CEO Charles Woodburn expects ‘sustained growth in the coming years’ and argues that ‘instability in Europe, the Middle East and other parts of the world brings into sharp focus the vital role that we play in protecting national security.’
Currys recently rejected an unsolicited £700 million takeover offer from the UK arm of US-based activist investment firm Elliott Advisors. In good news for shareholders, Chinese online retail titan JD.com is now also ‘in the very preliminary stages’ of weighing up a counterbid.
Of course, Frasers Group’s Mike Ashley has also been speculated as a potential bidder should a takeover battle emerge, as the group has built up a 6% stake in the retailer. Elliott offered 62p per share, but Currys rejected the bid as ‘significantly undervalued.’
Peel Hunt analysts think that no offer under 80p per share — or a £900 million market capitalisation — would be seriously entertained. The bigger story, of course, is that after Mars’ takeover of Hotel Chocolat, other UK retailers may become buyout targets in the near future.
AstraZeneca shares rose sharply recently after potential blockbuster new drug Tagrisso (osimertinib), with the addition of chemotherapy, was approved in the US for non-small cell lung cancer. This followed successful clinical trials where patients who received the combination saw their risk of death or disease progression from non-small cell lung cancer fall by 38% per cent compared to people who just took Tagrisso.
Tagrisso sales increased by 9% at constant exchange rates last year to $5.8billion due to strong growth across the US and emerging markets. Indeed, it was AstraZeneca's highest-selling product behind Farxiga in 2023.

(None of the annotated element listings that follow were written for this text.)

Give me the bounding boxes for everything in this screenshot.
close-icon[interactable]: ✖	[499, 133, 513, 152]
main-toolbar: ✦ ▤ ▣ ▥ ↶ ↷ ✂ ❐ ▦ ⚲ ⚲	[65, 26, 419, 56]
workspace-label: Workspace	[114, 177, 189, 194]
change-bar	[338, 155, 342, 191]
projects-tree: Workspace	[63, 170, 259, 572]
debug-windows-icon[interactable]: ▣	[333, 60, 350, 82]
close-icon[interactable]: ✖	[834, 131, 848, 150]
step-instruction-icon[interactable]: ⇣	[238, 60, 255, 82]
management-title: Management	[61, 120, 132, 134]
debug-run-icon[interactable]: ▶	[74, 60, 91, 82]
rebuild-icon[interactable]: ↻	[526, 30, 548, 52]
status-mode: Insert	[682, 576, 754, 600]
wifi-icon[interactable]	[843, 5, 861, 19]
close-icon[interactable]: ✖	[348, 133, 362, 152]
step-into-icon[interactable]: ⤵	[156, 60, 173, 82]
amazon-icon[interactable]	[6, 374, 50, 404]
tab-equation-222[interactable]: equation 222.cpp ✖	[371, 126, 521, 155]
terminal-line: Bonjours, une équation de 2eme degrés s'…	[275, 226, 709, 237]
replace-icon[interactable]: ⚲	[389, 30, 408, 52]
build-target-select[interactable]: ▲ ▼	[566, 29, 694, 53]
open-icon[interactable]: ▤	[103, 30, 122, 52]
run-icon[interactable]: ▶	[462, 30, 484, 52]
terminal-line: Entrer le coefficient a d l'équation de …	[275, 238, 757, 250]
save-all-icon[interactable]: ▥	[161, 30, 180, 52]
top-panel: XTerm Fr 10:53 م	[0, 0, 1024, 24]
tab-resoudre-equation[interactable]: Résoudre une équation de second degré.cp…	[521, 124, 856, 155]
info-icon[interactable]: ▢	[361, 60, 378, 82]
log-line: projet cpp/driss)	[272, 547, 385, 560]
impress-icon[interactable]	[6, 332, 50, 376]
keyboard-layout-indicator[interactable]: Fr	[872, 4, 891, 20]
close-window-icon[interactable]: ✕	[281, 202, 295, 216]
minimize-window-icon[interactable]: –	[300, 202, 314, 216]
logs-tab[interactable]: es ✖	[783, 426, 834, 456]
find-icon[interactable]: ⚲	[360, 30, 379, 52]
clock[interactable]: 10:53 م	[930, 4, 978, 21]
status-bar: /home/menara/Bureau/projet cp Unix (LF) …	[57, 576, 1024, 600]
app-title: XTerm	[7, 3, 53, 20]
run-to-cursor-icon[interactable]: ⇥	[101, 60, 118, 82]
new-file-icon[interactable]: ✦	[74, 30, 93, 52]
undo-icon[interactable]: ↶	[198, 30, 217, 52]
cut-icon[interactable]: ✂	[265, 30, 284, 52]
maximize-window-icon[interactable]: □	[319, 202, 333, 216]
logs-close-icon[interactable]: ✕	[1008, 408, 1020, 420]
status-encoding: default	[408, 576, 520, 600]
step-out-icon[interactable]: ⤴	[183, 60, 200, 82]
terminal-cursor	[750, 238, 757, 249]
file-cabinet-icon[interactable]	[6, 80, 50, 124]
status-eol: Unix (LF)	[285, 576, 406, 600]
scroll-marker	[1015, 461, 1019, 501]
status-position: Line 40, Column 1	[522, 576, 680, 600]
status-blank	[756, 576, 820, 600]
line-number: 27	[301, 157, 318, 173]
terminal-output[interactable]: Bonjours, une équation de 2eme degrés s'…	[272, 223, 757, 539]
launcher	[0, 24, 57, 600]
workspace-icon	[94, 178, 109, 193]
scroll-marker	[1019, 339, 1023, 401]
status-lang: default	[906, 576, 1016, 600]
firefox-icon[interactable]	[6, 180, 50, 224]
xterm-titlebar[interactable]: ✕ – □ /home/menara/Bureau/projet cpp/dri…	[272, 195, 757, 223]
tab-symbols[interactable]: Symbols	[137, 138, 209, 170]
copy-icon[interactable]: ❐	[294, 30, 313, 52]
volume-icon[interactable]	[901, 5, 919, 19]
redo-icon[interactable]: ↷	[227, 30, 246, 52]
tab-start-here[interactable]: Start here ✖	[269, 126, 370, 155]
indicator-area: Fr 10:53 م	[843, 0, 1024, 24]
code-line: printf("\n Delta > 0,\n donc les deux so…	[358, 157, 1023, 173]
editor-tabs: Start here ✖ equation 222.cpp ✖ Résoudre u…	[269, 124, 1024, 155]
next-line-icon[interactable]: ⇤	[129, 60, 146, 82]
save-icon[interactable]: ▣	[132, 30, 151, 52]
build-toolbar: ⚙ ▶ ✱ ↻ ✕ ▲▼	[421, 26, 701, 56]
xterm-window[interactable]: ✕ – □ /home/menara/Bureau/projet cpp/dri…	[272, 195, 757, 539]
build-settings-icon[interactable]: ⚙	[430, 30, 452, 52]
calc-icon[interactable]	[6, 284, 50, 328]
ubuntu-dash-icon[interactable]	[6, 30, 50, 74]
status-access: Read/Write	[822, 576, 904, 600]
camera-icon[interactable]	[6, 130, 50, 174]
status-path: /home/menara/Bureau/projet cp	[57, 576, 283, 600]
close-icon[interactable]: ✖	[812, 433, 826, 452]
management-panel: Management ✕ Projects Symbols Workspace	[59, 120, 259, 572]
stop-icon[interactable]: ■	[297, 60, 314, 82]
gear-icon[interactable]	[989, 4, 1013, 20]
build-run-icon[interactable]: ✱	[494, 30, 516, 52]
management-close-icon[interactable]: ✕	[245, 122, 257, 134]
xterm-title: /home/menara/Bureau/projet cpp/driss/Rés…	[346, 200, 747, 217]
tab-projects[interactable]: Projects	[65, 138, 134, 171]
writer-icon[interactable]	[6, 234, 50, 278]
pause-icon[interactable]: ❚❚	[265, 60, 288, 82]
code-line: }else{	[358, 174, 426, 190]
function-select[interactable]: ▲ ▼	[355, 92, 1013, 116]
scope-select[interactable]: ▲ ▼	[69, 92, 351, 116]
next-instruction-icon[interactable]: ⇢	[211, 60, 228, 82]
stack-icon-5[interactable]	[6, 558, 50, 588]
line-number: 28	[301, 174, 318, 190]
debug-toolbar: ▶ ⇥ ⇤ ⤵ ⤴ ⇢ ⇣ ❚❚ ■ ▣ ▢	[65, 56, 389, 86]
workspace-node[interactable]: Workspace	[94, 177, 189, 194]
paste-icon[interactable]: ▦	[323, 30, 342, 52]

This development may secure long-term revenues for the drug developer.
NatWest recently posted record profits at £6.2 billion, a 20% increase year-over-year. It also confirmed Paul Thwaite, a long-time employee, as permanent CEO — a decision Shore Capital noted removed ‘a key uncertainty’ from the stock.
On the other hand, NatWest changed its medium term guidance for return on tangible equity to just 12.4% in 2024 and 13.2% by 2026 — down from between 14% and 16% previously.
However, the government has also sold a further 1.4% of the bank’s shares, taking its stake down to 33.56%. With a full sale to the public perhaps coming as early as June, the stock may soon rise to accommodate.
Centrica's results saw adjusted operating profit fall by 17% year-over-year to £2.75 billion, which excludes the disposed Spirit Energy Norway assets in 2023, and the impact of unrealised hedging losses in 2022.
Positively, Centrica still generated free cash flow of £2.2 billion, and this included £200 million in working capital inflow compared to the £700 million outflow of 2022.
It also now boasts a strengthened balance sheet compared to last year — with a closing net balance of £2.7 billion, some £1.5 billion more than in 2022. And the full year dividend was hiked by 33% to 4p per share, while the £1 billion share buyback programme is expected to run until July 2024.
However, there may be some political risk as its British Gas division saw profits rise tenfold to £751 million, with some of this profit derived from government support for bills. In an election year, the company may feel like a politically easy target.